Le président de la République a, par ailleurs, affirmé que l’Algérie  poursuit la mise en œuvre d’une cinquantaine de projets infrastructurels  majeurs, dans le cadre d’une stratégie nationale ambitieuse visant à  développer l’économie nationale et à renforcer sa compétitivité, précisant  que ces projets englobent plusieurs secteurs vitaux, notamment deux projets  ferroviaires stratégiques, dont un reliant la mine de fer de Gara Djebilet  à la ville de Béchar, sur une distance de 950 km, et un autre reliant le  port d’Annaba à la région de Djebel Onk (Tébessa), sur une distance de 420  km, et ce, dans le cadre d’un méga projet national visant à développer le  réseau de transport et à renforcer l’intégration économique.

Il s’agit également de la réalisation de cinq (5) nouvelles stations de  dessalement de l’eau de mer dans les wilayas d’Oran, Tipasa, El Tarf,  Boumerdès (Cap Djinet) et Bejaïa, a poursuivi le président de la  République, évoquant également l’extension du réseau de métro d’Alger  jusqu’à l’Aéroport international et plusieurs nouvelles cités, contribuant  ainsi à l’amélioration du transport urbain et à la réduction des émissions.

En matière d’habitat, le président de la République a indiqué que  l’Algérie est en train de mettre en œuvre un ambitieux programme national  de construction de deux millions de logements et de développement de grands  pôles urbains à travers les différentes wilayas, afin de répondre à la  demande croissante et de renforcer l’équilibre régional.

Consciente de l’importance de la transformation numérique, l’Algérie œuvre  au renforcement de son infrastructure technologique pour en faire un centre  régional leader dans le domaine des télécommunications et de l’économie  numérique en Afrique, lui permettant ainsi d’intégrer son économie dans les  chaînes de valeur régionales et mondiales, a ajouté le président de la  République.

Et de souligner que la réalisation des objectifs de développement exige   une volonté collective forte à même de traduire les paroles en actes et les  intentions en réalisations concrètes sur le terrain, car, a-t-il dit, « les  infrastructures ne sont pas de simples ouvrages d’architecture, mais un  outil de changement et de transformation et le reflet de la volonté des  pays de construire une Afrique nouvelle qui avance résolument vers la  prospérité et la souveraineté ».

« L’intégration continentale ne sera plus un slogan, mais une réalité  vécue, lorsque nos projets continentaux deviendront le fruit d’une vision  africaine authentique incarnant les ambitions de nos peuples et répondant,  avec réalisme et responsabilité, à leurs défis socioéconomiques et  environnementaux », a-t-il soutenu.

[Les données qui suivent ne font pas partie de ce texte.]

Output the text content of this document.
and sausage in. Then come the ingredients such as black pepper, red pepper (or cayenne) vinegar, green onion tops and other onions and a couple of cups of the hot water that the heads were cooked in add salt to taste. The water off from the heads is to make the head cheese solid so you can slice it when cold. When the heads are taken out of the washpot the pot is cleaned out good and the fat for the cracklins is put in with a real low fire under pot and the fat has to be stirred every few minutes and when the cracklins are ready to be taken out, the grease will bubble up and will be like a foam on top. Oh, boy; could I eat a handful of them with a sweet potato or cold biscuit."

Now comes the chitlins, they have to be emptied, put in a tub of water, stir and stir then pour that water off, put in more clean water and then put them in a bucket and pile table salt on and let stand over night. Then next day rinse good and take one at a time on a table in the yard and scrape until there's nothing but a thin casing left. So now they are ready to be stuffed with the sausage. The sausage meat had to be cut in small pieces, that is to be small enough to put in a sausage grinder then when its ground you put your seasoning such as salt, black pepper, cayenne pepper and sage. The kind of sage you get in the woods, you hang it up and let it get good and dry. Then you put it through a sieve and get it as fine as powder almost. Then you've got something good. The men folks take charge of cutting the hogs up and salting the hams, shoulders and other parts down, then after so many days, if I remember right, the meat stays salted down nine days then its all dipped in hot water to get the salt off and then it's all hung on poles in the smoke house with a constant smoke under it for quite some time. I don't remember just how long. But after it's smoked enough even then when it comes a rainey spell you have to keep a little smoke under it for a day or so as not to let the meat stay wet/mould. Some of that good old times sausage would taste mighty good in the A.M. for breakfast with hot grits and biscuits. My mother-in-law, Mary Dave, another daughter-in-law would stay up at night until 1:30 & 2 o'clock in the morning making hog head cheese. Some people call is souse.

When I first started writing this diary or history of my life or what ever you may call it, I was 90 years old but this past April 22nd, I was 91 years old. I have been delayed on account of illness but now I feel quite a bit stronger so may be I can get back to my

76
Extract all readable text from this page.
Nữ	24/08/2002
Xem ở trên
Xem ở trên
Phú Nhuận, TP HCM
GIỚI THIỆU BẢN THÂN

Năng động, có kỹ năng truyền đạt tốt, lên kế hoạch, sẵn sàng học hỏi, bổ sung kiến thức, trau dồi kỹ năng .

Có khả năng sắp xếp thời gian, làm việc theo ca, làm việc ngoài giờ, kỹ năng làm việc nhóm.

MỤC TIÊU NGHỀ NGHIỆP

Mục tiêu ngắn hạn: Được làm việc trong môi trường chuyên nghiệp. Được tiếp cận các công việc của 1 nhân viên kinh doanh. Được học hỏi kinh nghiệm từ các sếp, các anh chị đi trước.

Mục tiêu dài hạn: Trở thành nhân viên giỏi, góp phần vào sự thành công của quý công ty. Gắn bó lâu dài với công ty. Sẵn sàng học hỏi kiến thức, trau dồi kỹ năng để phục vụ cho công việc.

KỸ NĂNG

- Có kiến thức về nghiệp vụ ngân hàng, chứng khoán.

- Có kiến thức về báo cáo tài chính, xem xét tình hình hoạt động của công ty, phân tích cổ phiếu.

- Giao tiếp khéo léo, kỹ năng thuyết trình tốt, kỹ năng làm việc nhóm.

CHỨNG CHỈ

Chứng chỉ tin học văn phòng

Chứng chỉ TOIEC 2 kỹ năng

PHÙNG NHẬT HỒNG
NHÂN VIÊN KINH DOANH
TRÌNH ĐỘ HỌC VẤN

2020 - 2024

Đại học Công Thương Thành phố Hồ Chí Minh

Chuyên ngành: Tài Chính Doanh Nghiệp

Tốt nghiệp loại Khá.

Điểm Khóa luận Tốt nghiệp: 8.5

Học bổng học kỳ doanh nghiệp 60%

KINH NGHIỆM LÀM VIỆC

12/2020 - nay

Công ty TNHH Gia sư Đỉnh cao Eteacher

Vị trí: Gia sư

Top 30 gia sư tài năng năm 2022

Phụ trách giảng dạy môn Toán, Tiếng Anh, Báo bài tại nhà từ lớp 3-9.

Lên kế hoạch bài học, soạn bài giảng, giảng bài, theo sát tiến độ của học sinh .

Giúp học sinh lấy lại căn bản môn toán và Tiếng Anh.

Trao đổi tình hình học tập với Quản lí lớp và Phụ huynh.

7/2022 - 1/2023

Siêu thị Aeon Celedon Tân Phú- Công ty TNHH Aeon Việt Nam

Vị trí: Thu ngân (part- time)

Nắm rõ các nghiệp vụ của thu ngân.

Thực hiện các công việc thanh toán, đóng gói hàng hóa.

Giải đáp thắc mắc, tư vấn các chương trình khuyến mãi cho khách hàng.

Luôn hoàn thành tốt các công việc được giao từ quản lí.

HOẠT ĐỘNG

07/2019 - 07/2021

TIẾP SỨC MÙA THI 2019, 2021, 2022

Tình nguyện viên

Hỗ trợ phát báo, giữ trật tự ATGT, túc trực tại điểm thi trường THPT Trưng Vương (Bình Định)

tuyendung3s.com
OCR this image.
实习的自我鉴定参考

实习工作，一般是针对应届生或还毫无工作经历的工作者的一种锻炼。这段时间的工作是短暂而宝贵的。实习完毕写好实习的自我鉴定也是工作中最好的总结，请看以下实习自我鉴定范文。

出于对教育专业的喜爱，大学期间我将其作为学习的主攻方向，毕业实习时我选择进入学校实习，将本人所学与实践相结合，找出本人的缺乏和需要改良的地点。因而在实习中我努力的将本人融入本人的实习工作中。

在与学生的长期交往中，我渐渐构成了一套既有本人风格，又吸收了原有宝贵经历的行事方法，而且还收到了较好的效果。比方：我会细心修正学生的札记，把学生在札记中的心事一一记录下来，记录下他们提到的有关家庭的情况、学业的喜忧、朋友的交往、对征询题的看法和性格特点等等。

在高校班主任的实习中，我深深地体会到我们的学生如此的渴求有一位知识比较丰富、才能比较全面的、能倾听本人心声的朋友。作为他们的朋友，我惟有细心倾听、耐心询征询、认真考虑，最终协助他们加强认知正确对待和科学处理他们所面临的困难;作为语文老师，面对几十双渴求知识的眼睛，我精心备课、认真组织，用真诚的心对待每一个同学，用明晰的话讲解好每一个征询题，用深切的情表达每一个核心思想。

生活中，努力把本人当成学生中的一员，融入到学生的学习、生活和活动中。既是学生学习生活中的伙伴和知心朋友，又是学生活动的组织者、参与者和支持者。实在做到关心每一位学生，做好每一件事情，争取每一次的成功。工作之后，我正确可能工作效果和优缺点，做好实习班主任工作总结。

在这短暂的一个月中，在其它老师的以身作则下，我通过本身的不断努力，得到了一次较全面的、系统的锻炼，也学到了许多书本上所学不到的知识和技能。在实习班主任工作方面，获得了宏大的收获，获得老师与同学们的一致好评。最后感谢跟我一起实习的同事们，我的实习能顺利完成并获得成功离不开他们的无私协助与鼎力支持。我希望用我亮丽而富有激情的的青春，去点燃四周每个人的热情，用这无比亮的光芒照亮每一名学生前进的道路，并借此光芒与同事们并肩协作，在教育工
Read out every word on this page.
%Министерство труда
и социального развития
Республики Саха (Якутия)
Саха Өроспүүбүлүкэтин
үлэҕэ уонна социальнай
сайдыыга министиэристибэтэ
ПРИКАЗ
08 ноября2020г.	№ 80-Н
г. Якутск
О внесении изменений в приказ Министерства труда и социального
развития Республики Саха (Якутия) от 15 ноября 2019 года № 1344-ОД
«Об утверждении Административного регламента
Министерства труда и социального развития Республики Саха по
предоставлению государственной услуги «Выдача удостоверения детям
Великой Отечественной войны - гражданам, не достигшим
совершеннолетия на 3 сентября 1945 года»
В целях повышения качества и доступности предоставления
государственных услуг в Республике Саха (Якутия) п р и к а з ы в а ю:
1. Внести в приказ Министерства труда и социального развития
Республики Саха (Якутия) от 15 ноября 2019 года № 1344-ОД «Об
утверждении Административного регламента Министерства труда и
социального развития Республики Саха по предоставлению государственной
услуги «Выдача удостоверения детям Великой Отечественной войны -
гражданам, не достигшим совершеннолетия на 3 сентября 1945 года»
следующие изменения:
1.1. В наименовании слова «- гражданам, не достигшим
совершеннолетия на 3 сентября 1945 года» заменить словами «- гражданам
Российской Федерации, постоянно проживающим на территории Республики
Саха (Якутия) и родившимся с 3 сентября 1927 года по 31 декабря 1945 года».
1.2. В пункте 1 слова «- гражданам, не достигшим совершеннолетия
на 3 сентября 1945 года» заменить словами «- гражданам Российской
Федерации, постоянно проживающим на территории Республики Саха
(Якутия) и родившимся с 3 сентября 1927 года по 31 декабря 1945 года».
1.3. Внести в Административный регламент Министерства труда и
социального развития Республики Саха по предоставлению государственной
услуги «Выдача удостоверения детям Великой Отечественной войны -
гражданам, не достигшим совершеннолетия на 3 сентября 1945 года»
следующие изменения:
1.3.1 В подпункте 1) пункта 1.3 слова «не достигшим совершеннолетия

Le président de la République a, à ce titre, appelé à renforcer la  coordination efficace entre l’UA et les Etats membres, en vue d’unir les  efforts et d’accélérer la cadence de la mise en œuvre des projets  prioritaires, tout en insistant sur la nécessité de mettre en place un  mécanisme d’évaluation et de suivi périodique garantissant la transparence  et la reddition des comptes, transformant ainsi les plans en résultats  tangibles, à même de produire un impact réel sur la vie des peuples.

Il a également réaffirmé l’intime conviction de l’Algérie que la  construction de l’avenir ne saurait  se faire sans la participation des  véritables acteurs au processus de changement, à leur tête les jeunes, qui  constituent le cœur battant du continent africain et l’élément le plus apte  à l’innovation et au renouveau. Le président de la République a, par ailleurs, réitéré la pleine  disposition de l’Algérie à continuer à œuvrer aux côtés de ses frères  africains et des institutions de l’UA pour atteindre les grands objectifs  du développement continental et consacrer l’intégration africaine, qui  constitue l’un des socles de la vision africaine éclairée, tendant à  construire une Afrique forte, unie et prospère, s’exprimant d’une seule  voix et avançant résolument vers l’avenir, animée d’une même volonté.